To conduct an organizational diagnosis we use Burke-Litwin Causal Model (B-L Model). The model presents 12 constructs or variables which can be used to understand the present condition of Johnson Engine Company. The company’s external environment has become highly competitive, as there are cost efficient Japanese companies who have entered the market. The mission and strategy is to be a leader in the niche area of specialty suppliers of heavy duty and light weight diesel engines for the trucking industry. The leadership of the company is managers from “old-school” who believe in driving the workers rather than empowering them. The culture of the organization is work oriented, union based and bureaucratic. Clearly, the structure is hierarchical, machine bureaucracy with top-down management practice. The systems in place are that of order and delivery with no consensus taken from the bottom level. There are no system of teams in place which leads to a direct departmentalization and many hierarchies. The work is done is a done when an order is passed down the line to the bottom level. The company follows no proper job evaluation patterns and is traditionalist in many ways. As there are no match with the skill and the job, a person is doing and he has to continue doing the drill for as long he works. Highly bureaucratic and top down approach has led to de-motivated workforce with increased worker grievances which remain unsolved. Individual need and values have little or no meaning to the managers as they are not interested to mingle with the workers and know their mind, and are mostly interested to use coercive and positional power to make them work. This power driven, non-cooperative management who do not value employees has led to increased dissatisfaction and has led to an increase in turnover. Ultimately, it is the performances which are being affected due to the management style and excessive bureaucratic culture.

Main body

Johnson Engine Company is a highly bureaucratic, unionized, traditional and to a great extent conservative organization. The management as described in the case is mostly theory X type managers who believe that their subordinates have to be constantly driven and instructed to get a job done. The culture is not so open and follows a strict bureaucratic structure. So for intervention to take place, the environment must be made open to a suggestion of change. For this, the management and the unions must buy the idea of Peter Sneed. An OD intervention without employee participation is completely futile. So Sneed should try to reach out to the management and discuss the goals and strategy for the change and show why a change is necessary. As an OD practitioner, Sneed should first study the organization, its problems, its acceptance of a perceived of change through a survey or interview. This will give him a strong, quantitative idea as to what the state of the organization is before he can prescribe a remedy. Thus, we suggest the following steps to be taken by Sneed to do an OD intervention: (a) survey to understand the resistance to and the need for change, (b) discuss these needs to the management and the union bosses to understand the ailments of the company and the areas where the treatment is required, (c) then set strategies and goals along with a time line after discussing with the management, and (d) initiate process of change.

Research suggests that a structure is related to climate of the organization, and so the first step to alter the climate is to change the structure (Schneider & Snyder, 1975). The change strategy that we suggest keeping in mind the culture and management style of the company, we think that there must be a change in the structure of the organization which will ensure increased participation in decision making.
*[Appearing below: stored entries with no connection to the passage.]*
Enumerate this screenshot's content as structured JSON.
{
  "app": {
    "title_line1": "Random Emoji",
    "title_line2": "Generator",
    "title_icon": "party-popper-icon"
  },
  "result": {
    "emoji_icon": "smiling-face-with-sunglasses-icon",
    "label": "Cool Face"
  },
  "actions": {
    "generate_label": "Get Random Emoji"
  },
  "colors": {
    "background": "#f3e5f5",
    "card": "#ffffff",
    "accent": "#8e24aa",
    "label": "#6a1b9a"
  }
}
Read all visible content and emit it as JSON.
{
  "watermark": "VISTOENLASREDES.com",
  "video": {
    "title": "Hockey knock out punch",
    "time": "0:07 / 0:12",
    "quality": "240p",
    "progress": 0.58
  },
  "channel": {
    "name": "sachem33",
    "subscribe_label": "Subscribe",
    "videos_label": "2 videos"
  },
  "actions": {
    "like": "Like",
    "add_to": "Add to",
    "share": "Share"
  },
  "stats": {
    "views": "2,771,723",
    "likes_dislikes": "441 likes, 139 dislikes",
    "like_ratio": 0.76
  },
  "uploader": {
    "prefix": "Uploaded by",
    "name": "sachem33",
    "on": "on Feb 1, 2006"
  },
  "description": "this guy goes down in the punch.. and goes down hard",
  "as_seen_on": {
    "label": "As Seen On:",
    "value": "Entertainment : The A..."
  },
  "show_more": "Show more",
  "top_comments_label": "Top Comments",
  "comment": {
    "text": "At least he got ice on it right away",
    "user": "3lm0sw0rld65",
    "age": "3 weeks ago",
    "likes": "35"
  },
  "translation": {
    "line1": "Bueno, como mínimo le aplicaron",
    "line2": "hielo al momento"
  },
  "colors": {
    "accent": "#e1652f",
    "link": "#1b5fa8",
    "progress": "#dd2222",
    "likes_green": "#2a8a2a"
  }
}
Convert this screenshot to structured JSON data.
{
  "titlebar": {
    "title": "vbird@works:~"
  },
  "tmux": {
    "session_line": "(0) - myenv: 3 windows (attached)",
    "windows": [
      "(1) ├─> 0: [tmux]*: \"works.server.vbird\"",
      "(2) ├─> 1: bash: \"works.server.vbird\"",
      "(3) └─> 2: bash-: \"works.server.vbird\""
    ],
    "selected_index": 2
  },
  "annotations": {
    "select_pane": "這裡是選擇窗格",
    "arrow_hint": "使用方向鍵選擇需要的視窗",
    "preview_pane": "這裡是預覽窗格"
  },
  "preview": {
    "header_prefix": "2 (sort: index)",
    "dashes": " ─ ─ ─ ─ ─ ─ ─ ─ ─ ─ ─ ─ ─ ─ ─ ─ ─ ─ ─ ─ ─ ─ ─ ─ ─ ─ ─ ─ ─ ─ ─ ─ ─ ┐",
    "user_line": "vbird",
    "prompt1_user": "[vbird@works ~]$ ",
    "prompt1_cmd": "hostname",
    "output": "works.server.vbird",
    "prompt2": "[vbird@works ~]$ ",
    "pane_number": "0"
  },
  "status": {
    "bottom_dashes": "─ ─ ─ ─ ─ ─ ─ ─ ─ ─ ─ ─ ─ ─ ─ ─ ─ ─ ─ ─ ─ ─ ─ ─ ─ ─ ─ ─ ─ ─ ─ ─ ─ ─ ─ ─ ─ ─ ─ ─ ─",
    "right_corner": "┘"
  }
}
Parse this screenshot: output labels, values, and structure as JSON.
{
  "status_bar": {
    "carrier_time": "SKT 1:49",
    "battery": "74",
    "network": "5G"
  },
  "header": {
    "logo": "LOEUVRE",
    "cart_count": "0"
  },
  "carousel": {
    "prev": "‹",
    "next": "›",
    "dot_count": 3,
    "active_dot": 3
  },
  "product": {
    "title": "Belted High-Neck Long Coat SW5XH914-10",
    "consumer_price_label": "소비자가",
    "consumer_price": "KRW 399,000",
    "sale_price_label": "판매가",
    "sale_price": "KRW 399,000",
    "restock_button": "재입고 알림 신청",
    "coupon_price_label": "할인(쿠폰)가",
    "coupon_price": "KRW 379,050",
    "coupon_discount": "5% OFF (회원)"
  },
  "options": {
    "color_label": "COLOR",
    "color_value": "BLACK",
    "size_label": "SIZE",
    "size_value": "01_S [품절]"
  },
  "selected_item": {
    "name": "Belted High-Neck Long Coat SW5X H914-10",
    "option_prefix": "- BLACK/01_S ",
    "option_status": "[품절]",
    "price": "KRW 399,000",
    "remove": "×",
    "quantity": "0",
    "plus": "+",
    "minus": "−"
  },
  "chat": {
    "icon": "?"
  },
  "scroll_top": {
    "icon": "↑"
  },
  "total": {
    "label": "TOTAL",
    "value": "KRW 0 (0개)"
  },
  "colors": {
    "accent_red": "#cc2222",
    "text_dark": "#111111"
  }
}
As the organization is set in traditional management style which follows a strict top-down decision making process, this must be altered to a great extend in order to make the climate more receptive and open so that we can change the culture and eventually move towards a complete team based structure.

Strategy is usually implemented in the organization as a top-down decision and intent. But the necessary that change that is expected in what the employees believe the process should be and implementation of the same. So the strategy that should be employed is that of a participative planned change process which encourages participation and suggestions from all levels.

Conclusion

The union leadership is mostly concerned with the promises that top management makes and the jargons re forgotten later. Further, these are used in guise to reduce the control of the union. So in order to make them understand what the process should be, the intervention process must include them. So the strategy suggested for this are:

  • Make the union leaders understand the process and show them the place the union has in the system. This should be done through exemplifying example of other such situations where collaborative environment has been implemented. Then the future strategies must be clearly told to them.
  • The union must be convinced so that the bottom line is convinced. This will lead to wider acceptance of the plan among workers.
  • Increased participation in the change process will lead to ensure the leaders that such a plan will actually empower the workers and not make the union weaker.

Works Cited

Schneider, B., & Snyder, R. A. (1975). Some relationships between job satisfaction and organizational climate. Journal of Applied Psychology 60(30) , 318-328.